UN MAR DE LAMENTOS. Juanjo Conejo
Lamentos de aquellos a quienes se le ha negado la justicia. Lamentos de los pobres que no tienen donde dormir. Lamentos de los niños que van a morir de hambre. Lamentos de los padres que perdieron a sus hijos en la guerra. Lamentos de los oprimidos por la ambición de los que ostentan el poder. Lamentos de las mujeres que son víctimas de la desigualdad. Lamentos de los ancianos que se sienten solos al llegar el final de sus días. Lamentos de la tierra que sufre la contaminación en aras de un falso progreso. Lamentos del cielo que llora el mal en el corazón de los hombres. Lamentos y más lamentos, hay un mar de lamentos.
Pero en la canción de un anciano y en la sonrisa de un niño, el poeta escuchó palabras de consuelo. Enjugó sus lágrimas, suspiró, levantó la cabeza y siguió caminando. Si su alma está rota, llorará en la soledad y el silencio, hasta que se inunde con la ilusión de un nuevo amanecer. Si su esperanza está abatida, sacará fuerzas de la debilidad, impulsado por el amor a la vida que persiste en su interior. Alza tus ojos y mira el esplendor en los campos, es la visión de un futuro en el que todo mal ha sido desarraigado. Habrá pan para los niños hambrientos y compañía para los ancianos solitarios. En un nuevo día, el fin del dolor y de las lágrimas.
El que escribe desde el corazón, se cansa del largo y duro camino, y busca un hombro donde apoyarse. En ocasiones, el dolor paraliza las alas y el desánimo abate el vuelo, el cuchillo no corta, porque el alma pierde el filo. Los habitantes del pueblo hicieron correr la voz: “¡El poeta está enfermo, ¡qué grande es el dolor de su alma!”. Los hombres le llevaron aceite; las mujeres, pan y leche; las viudas, atrapadas en un frasco, las fragancias de los bosques. Niñas, con flores enredadas en sus trenzas, le trajeron en sus manos el canto de los pajarillos. Y entre ellos se decían: “¡Salvad al poeta, no le dejéis morir! ¡Si él muere, moriremos con él!”.

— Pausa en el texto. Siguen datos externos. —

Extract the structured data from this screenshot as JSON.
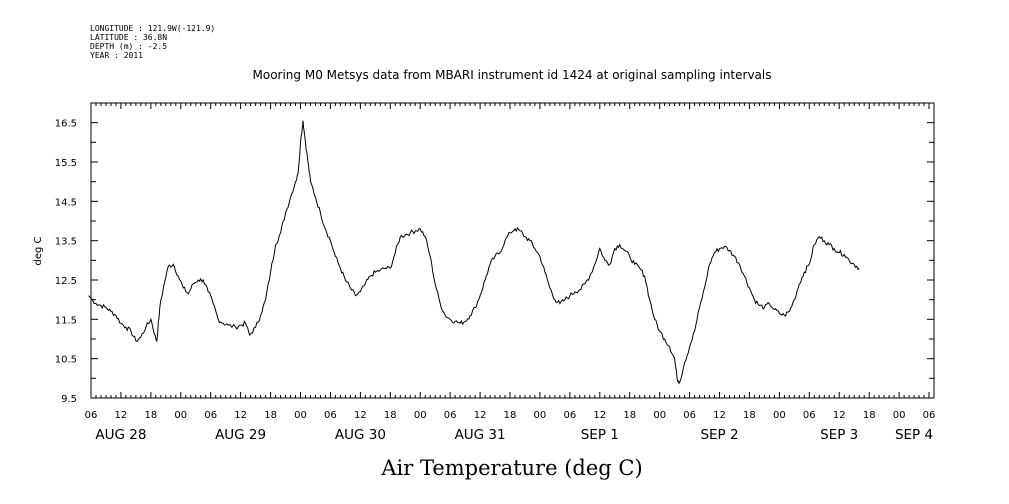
{
  "header": {
    "meta_lines": [
      "LONGITUDE : 121.9W(-121.9)",
      "LATITUDE : 36.8N",
      "DEPTH (m) : -2.5",
      "YEAR : 2011"
    ],
    "title": "Mooring M0 Metsys data from MBARI instrument id 1424 at original sampling intervals"
  },
  "chart_data": {
    "type": "line",
    "title": "Mooring M0 Metsys data from MBARI instrument id 1424 at original sampling intervals",
    "xlabel": "Air Temperature (deg C)",
    "ylabel": "deg C",
    "ylim": [
      9.5,
      17.0
    ],
    "yticks": [
      "9.5",
      "10.5",
      "11.5",
      "12.5",
      "13.5",
      "14.5",
      "15.5",
      "16.5"
    ],
    "xlim_hours": [
      0,
      169
    ],
    "x_unit": "hours since 2011-08-28 06:00",
    "hour_ticks": [
      "06",
      "12",
      "18",
      "00",
      "06",
      "12",
      "18",
      "00",
      "06",
      "12",
      "18",
      "00",
      "06",
      "12",
      "18",
      "00",
      "06",
      "12",
      "18",
      "00",
      "06",
      "12",
      "18",
      "00",
      "06",
      "12",
      "18",
      "00",
      "06"
    ],
    "date_labels": [
      "AUG 28",
      "AUG 29",
      "AUG 30",
      "AUG 31",
      "SEP  1",
      "SEP  2",
      "SEP  3",
      "SEP  4"
    ],
    "grid": false,
    "legend": "none",
    "series": [
      {
        "line_color": "#000000",
        "points": [
          [
            -0.5,
            12.1
          ],
          [
            1,
            11.9
          ],
          [
            2,
            11.85
          ],
          [
            3,
            11.8
          ],
          [
            4,
            11.7
          ],
          [
            5,
            11.6
          ],
          [
            6,
            11.4
          ],
          [
            7,
            11.3
          ],
          [
            8,
            11.2
          ],
          [
            9,
            10.95
          ],
          [
            10,
            11.05
          ],
          [
            11,
            11.3
          ],
          [
            12,
            11.5
          ],
          [
            12.8,
            11.1
          ],
          [
            13.2,
            10.95
          ],
          [
            13.8,
            11.8
          ],
          [
            14.5,
            12.3
          ],
          [
            15.5,
            12.85
          ],
          [
            16.5,
            12.9
          ],
          [
            17.5,
            12.6
          ],
          [
            18.5,
            12.3
          ],
          [
            19.5,
            12.15
          ],
          [
            20.5,
            12.4
          ],
          [
            21.5,
            12.5
          ],
          [
            22.5,
            12.5
          ],
          [
            23.5,
            12.2
          ],
          [
            24.5,
            11.9
          ],
          [
            25.5,
            11.5
          ],
          [
            26.5,
            11.4
          ],
          [
            27.5,
            11.35
          ],
          [
            29,
            11.3
          ],
          [
            30,
            11.35
          ],
          [
            31,
            11.4
          ],
          [
            31.8,
            11.1
          ],
          [
            33,
            11.3
          ],
          [
            34,
            11.6
          ],
          [
            35,
            12.0
          ],
          [
            36,
            12.7
          ],
          [
            37,
            13.4
          ],
          [
            38,
            13.7
          ],
          [
            39,
            14.2
          ],
          [
            40,
            14.6
          ],
          [
            41,
            15.0
          ],
          [
            41.5,
            15.2
          ],
          [
            42,
            16.0
          ],
          [
            42.5,
            16.55
          ],
          [
            43,
            16.0
          ],
          [
            43.5,
            15.5
          ],
          [
            44,
            15.0
          ],
          [
            45,
            14.6
          ],
          [
            46,
            14.2
          ],
          [
            47,
            13.8
          ],
          [
            48,
            13.5
          ],
          [
            49,
            13.1
          ],
          [
            50,
            12.8
          ],
          [
            51,
            12.5
          ],
          [
            52,
            12.3
          ],
          [
            53,
            12.1
          ],
          [
            54,
            12.2
          ],
          [
            55,
            12.4
          ],
          [
            56,
            12.6
          ],
          [
            57,
            12.7
          ],
          [
            58,
            12.75
          ],
          [
            59,
            12.8
          ],
          [
            60,
            12.8
          ],
          [
            61,
            13.2
          ],
          [
            62,
            13.6
          ],
          [
            63,
            13.65
          ],
          [
            64,
            13.7
          ],
          [
            65,
            13.75
          ],
          [
            66,
            13.8
          ],
          [
            67,
            13.6
          ],
          [
            68,
            13.1
          ],
          [
            69,
            12.4
          ],
          [
            70,
            11.9
          ],
          [
            71,
            11.6
          ],
          [
            72,
            11.5
          ],
          [
            73,
            11.45
          ],
          [
            74,
            11.4
          ],
          [
            75,
            11.45
          ],
          [
            76,
            11.6
          ],
          [
            77,
            11.8
          ],
          [
            78,
            12.1
          ],
          [
            79,
            12.5
          ],
          [
            80,
            12.9
          ],
          [
            81,
            13.1
          ],
          [
            82,
            13.2
          ],
          [
            83,
            13.5
          ],
          [
            84,
            13.7
          ],
          [
            85,
            13.8
          ],
          [
            86,
            13.75
          ],
          [
            87,
            13.6
          ],
          [
            88,
            13.5
          ],
          [
            89,
            13.3
          ],
          [
            90,
            13.1
          ],
          [
            91,
            12.7
          ],
          [
            92,
            12.3
          ],
          [
            93,
            12.0
          ],
          [
            94,
            11.9
          ],
          [
            95,
            12.0
          ],
          [
            96,
            12.1
          ],
          [
            97,
            12.2
          ],
          [
            98,
            12.25
          ],
          [
            99,
            12.4
          ],
          [
            100,
            12.6
          ],
          [
            101,
            12.9
          ],
          [
            102,
            13.3
          ],
          [
            103,
            13.0
          ],
          [
            104,
            12.9
          ],
          [
            105,
            13.3
          ],
          [
            106,
            13.4
          ],
          [
            107,
            13.25
          ],
          [
            108,
            13.1
          ],
          [
            109,
            12.9
          ],
          [
            110,
            12.8
          ],
          [
            111,
            12.6
          ],
          [
            112,
            12.0
          ],
          [
            113,
            11.5
          ],
          [
            114,
            11.2
          ],
          [
            115,
            11.0
          ],
          [
            116,
            10.8
          ],
          [
            117,
            10.5
          ],
          [
            117.5,
            10.0
          ],
          [
            118,
            9.9
          ],
          [
            119,
            10.4
          ],
          [
            120,
            10.8
          ],
          [
            121,
            11.2
          ],
          [
            122,
            11.8
          ],
          [
            123,
            12.3
          ],
          [
            124,
            12.9
          ],
          [
            125,
            13.2
          ],
          [
            126,
            13.3
          ],
          [
            127,
            13.35
          ],
          [
            128,
            13.25
          ],
          [
            129,
            13.1
          ],
          [
            130,
            12.9
          ],
          [
            131,
            12.6
          ],
          [
            132,
            12.3
          ],
          [
            133,
            12.0
          ],
          [
            134,
            11.85
          ],
          [
            135,
            11.8
          ],
          [
            136,
            11.9
          ],
          [
            137,
            11.75
          ],
          [
            138,
            11.65
          ],
          [
            139,
            11.6
          ],
          [
            140,
            11.7
          ],
          [
            141,
            12.0
          ],
          [
            142,
            12.4
          ],
          [
            143,
            12.7
          ],
          [
            144,
            12.9
          ],
          [
            145,
            13.4
          ],
          [
            146,
            13.6
          ],
          [
            147,
            13.5
          ],
          [
            148,
            13.4
          ],
          [
            149,
            13.3
          ],
          [
            150,
            13.2
          ],
          [
            151,
            13.15
          ],
          [
            152,
            13.0
          ],
          [
            153,
            12.9
          ],
          [
            154,
            12.8
          ]
        ]
      }
    ]
  }
}
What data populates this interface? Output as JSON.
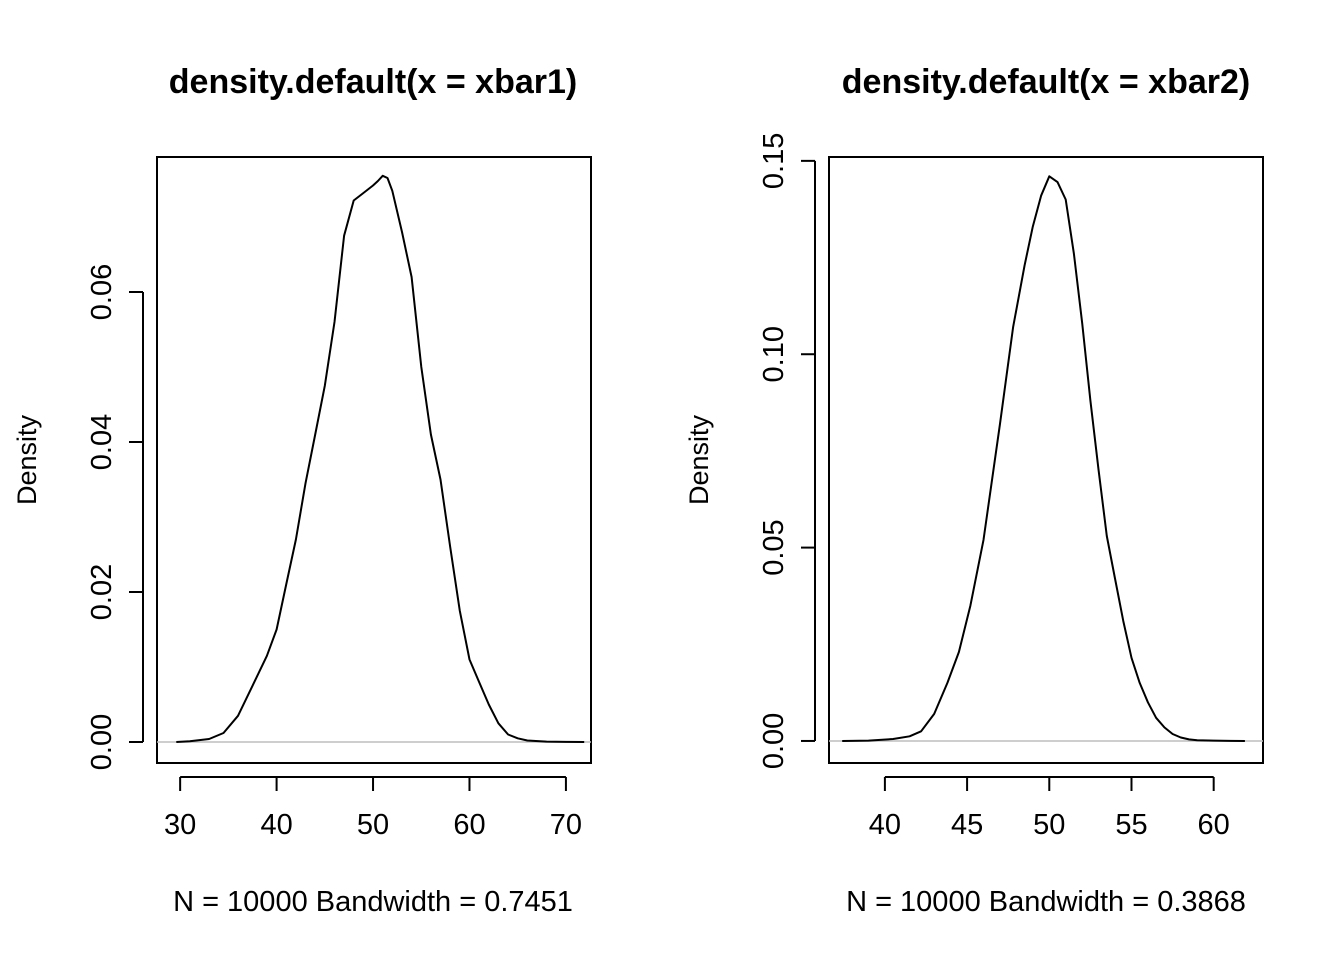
{
  "chart_data": [
    {
      "type": "line",
      "title": "density.default(x = xbar1)",
      "xlabel": "N = 10000   Bandwidth = 0.7451",
      "ylabel": "Density",
      "xlim": [
        27.6,
        72.6
      ],
      "ylim": [
        -0.0028,
        0.078
      ],
      "x_ticks": [
        30,
        40,
        50,
        60,
        70
      ],
      "x_tick_labels": [
        "30",
        "40",
        "50",
        "60",
        "70"
      ],
      "y_ticks": [
        0.0,
        0.02,
        0.04,
        0.06
      ],
      "y_tick_labels": [
        "0.00",
        "0.02",
        "0.04",
        "0.06"
      ],
      "baseline": 0,
      "grid": false,
      "x": [
        29.6,
        31,
        33,
        34.5,
        36,
        37.5,
        39,
        40,
        41,
        42,
        43,
        44,
        45,
        46,
        47,
        48,
        49,
        50,
        50.5,
        51,
        51.5,
        52,
        53,
        54,
        55,
        56,
        57,
        58,
        59,
        60,
        61,
        62,
        63,
        64,
        65,
        66,
        68,
        70,
        71.9
      ],
      "values": [
        0.0,
        0.0001,
        0.0004,
        0.0012,
        0.0035,
        0.0075,
        0.0115,
        0.015,
        0.021,
        0.027,
        0.0345,
        0.041,
        0.0475,
        0.056,
        0.0675,
        0.0722,
        0.0732,
        0.0742,
        0.0748,
        0.0755,
        0.0752,
        0.0735,
        0.068,
        0.062,
        0.05,
        0.041,
        0.035,
        0.026,
        0.0175,
        0.011,
        0.008,
        0.005,
        0.0025,
        0.001,
        0.0005,
        0.0002,
        5e-05,
        2e-05,
        0.0
      ]
    },
    {
      "type": "line",
      "title": "density.default(x = xbar2)",
      "xlabel": "N = 10000   Bandwidth = 0.3868",
      "ylabel": "Density",
      "xlim": [
        36.6,
        63.0
      ],
      "ylim": [
        -0.0057,
        0.151
      ],
      "x_ticks": [
        40,
        45,
        50,
        55,
        60
      ],
      "x_tick_labels": [
        "40",
        "45",
        "50",
        "55",
        "60"
      ],
      "y_ticks": [
        0.0,
        0.05,
        0.1,
        0.15
      ],
      "y_tick_labels": [
        "0.00",
        "0.05",
        "0.10",
        "0.15"
      ],
      "baseline": 0,
      "grid": false,
      "x": [
        37.4,
        39,
        40.5,
        41.5,
        42.2,
        43,
        43.8,
        44.5,
        45.2,
        46,
        47,
        47.8,
        48.5,
        49,
        49.5,
        50,
        50.5,
        51,
        51.5,
        52,
        52.5,
        53,
        53.5,
        54,
        54.5,
        55,
        55.5,
        56,
        56.5,
        57,
        57.5,
        58,
        58.5,
        59,
        60,
        61,
        61.9
      ],
      "values": [
        0.0,
        0.0001,
        0.0005,
        0.0012,
        0.0025,
        0.007,
        0.015,
        0.023,
        0.035,
        0.052,
        0.082,
        0.107,
        0.123,
        0.133,
        0.141,
        0.146,
        0.1445,
        0.14,
        0.126,
        0.108,
        0.088,
        0.07,
        0.053,
        0.042,
        0.031,
        0.0215,
        0.015,
        0.01,
        0.006,
        0.0035,
        0.0018,
        0.0009,
        0.0004,
        0.0002,
        0.0001,
        2e-05,
        0.0
      ]
    }
  ]
}
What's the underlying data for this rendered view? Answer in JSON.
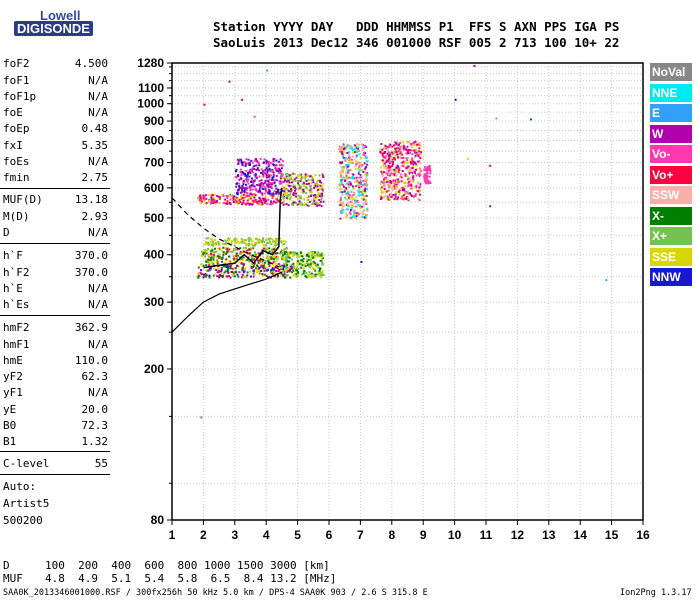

El poeta, conmovido, susurró débilmente: “¡Soy feliz, a pesar de los lamentos!”. Todos levantaron la voz entre sollozos: “¡No mueras poeta, no mueras! ¡Si tú te vas, desaparecerá la belleza de la tierra!”. Y la lágrima que veloz corría por la mejilla del poeta, un anciano en su mano la recogió y a un niño la entregó. Y el niño, en honor al poeta, en el campo la sembró. El mar seguía arrojando sus lamentos, el triste rumor de las olas que cada día hacía eco en los oídos del poeta, porque el dolor formaba parte de la vida, como la sal era inseparable del agua del mar. Pero el poeta halló nuevas fuerzas en el amor que recibía de la gente de su pueblo.